Data Scraping and Management for Social Scientists with R

Prerequisites (knowledge of topic)
•    Some prior knowledge in R and/or programming beneficial, but not required

Hardware
•    Bring your own laptop

Software
•    RStudio & R, most recent version (download free versions)
•    You may want to bring your own credit card to create your own cloud accounts (for database server and certain APIs). Accounts are typically free but some require depositing a credit card number.

Course content
Online platforms such as Yelp, Twitter, Amazon, or Instagram are large-scale, rich and relevant sources of data. Researchers in the social sciences increasingly tap into these data for field evidence when studying various phenomena.

In this course, you will learn how to find, acquire, store, and manage data from such sources and prepare them for follow-up statistical analysis for your own research.

After a short introduction into the relevance of data science skills for the social sciences, we will review R as a programming language and its basic data formats.
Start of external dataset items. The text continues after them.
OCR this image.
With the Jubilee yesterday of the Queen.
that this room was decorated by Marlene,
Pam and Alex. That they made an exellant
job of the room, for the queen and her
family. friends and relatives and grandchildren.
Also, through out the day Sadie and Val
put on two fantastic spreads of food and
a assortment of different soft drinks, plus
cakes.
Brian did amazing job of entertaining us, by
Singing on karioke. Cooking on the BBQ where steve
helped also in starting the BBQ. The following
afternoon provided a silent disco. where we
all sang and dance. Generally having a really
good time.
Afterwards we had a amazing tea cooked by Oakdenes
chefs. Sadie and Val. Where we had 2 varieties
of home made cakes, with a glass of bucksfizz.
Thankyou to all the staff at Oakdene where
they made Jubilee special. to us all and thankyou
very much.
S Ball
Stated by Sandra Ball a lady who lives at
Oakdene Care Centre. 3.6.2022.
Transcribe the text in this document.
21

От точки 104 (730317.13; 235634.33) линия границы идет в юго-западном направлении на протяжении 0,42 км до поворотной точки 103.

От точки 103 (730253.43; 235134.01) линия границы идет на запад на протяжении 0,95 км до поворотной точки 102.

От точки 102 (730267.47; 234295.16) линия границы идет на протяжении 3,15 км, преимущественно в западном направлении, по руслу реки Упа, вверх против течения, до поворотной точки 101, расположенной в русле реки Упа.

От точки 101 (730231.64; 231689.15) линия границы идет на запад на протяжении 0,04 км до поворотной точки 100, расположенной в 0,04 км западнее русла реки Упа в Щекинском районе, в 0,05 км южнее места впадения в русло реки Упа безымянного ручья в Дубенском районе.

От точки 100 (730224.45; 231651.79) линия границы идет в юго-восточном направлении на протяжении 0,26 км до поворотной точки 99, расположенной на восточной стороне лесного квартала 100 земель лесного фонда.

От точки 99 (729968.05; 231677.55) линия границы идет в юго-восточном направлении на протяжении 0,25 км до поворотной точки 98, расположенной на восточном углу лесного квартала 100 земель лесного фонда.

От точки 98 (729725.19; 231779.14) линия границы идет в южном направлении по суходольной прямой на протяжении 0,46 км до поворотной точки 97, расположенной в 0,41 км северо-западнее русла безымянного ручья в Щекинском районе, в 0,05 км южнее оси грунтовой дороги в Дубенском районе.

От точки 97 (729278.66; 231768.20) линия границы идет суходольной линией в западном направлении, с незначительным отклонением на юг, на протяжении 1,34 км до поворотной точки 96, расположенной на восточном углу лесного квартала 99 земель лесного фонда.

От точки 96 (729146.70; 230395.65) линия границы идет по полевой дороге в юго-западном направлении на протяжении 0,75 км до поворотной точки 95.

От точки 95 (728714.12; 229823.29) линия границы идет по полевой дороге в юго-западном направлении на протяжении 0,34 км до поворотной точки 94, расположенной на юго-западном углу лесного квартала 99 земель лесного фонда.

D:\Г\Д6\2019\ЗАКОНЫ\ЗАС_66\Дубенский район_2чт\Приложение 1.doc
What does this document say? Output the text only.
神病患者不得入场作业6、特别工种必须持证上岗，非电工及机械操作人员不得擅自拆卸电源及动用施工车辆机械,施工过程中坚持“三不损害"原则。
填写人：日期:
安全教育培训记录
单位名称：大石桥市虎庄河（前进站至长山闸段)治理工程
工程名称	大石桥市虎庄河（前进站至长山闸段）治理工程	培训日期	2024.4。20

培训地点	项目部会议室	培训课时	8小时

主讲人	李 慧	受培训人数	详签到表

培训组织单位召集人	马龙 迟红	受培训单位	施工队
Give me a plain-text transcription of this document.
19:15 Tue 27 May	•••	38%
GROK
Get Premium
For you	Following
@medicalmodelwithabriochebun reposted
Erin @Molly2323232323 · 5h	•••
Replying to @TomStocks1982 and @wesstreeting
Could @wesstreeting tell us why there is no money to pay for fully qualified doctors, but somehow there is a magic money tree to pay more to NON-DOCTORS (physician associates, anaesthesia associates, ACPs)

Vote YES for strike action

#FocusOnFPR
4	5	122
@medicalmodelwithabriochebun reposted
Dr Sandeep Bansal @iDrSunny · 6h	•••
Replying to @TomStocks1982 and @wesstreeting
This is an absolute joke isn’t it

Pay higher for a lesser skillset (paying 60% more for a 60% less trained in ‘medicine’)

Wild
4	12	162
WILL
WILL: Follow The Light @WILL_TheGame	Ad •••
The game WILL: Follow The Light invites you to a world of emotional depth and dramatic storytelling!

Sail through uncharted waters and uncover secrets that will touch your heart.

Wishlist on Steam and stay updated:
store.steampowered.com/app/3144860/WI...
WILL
We will then use R to program simple scrapers that systematically extract data from websites. We will use the packages rvest, httr, and RSelenium, among others, for this purpose. You will further need to learn how to read HTML, CSS, JSON, or XML codes, to use regular expressions, and to handle string, text and image data. To store the data, we will look into relational databases, (My)SQL, and related R packages. Many websites such as Twitter and Yelp offer convenient application-programming interfaces (APIs) that facilitate the extraction of data and we will look into accessing them from R. Finally, we will highlight some options for feature extraction from images and text, which allows us to augment our collected data with meaningful variables we can use in our analysis.

At the end of this course, students should be able to identify valuable online data sources, to write basic scrapers, and to prepare the collected data such that they can use them for statistical analysis as part of their own research projects.

Throughout the course, students will work on a data-scraping project related to their theses. This project will be presented at the final day of the course.

All data scraping code and other sources will be made available on https://www.data-scraping.org.

Structure
Preliminary schedule:

Day 1
Intro to data scraping
Define students’ scraping projects
Review of R and introduction to programming with R
Afternoon: R programming exercises

Day 2
The anatomy of the internet and relevant data formats
Intro to web scraping with R (with httr, rvest, RSelenium)
Introduction to APIs
Afternoon: Scraping exercises

Day 3
Relational databases and SQL
Data management with R
Afternoon: Database design and implementation project (with MySQL in the cloud)

Day 4
Scraping examples from Yelp, Crowdspring, Twitter, and Instagram
Scaling up your scraper with parallel code and proxies
Feature extraction examples
Afternoon: Work on your scraping projects

Day 5
Wrap-up of course
Individual quiz (60% of grade)
Presentation of students’ scraping projects (40% of grade)

Literature

Mandatory
None, all readings will be provided during the course

Supplementary / voluntary
None, all readings will be provided during the course

Examination part

Individual quiz (60% of grade)
Presentation of students’ scraping projects (40% of grade)

Supplementary aids

Individual quiz: Closed book
Presentation of students’ scraping projects: Closed book

Examination content
Lecture slides covering key concepts of R and programming, the anatomy of the internet, relational databases, and scraping (slides will be provided as PDFs the day before classes).
•    Students will need to understand R code when they see it but they will not be required to code during the exam.

Literature
None.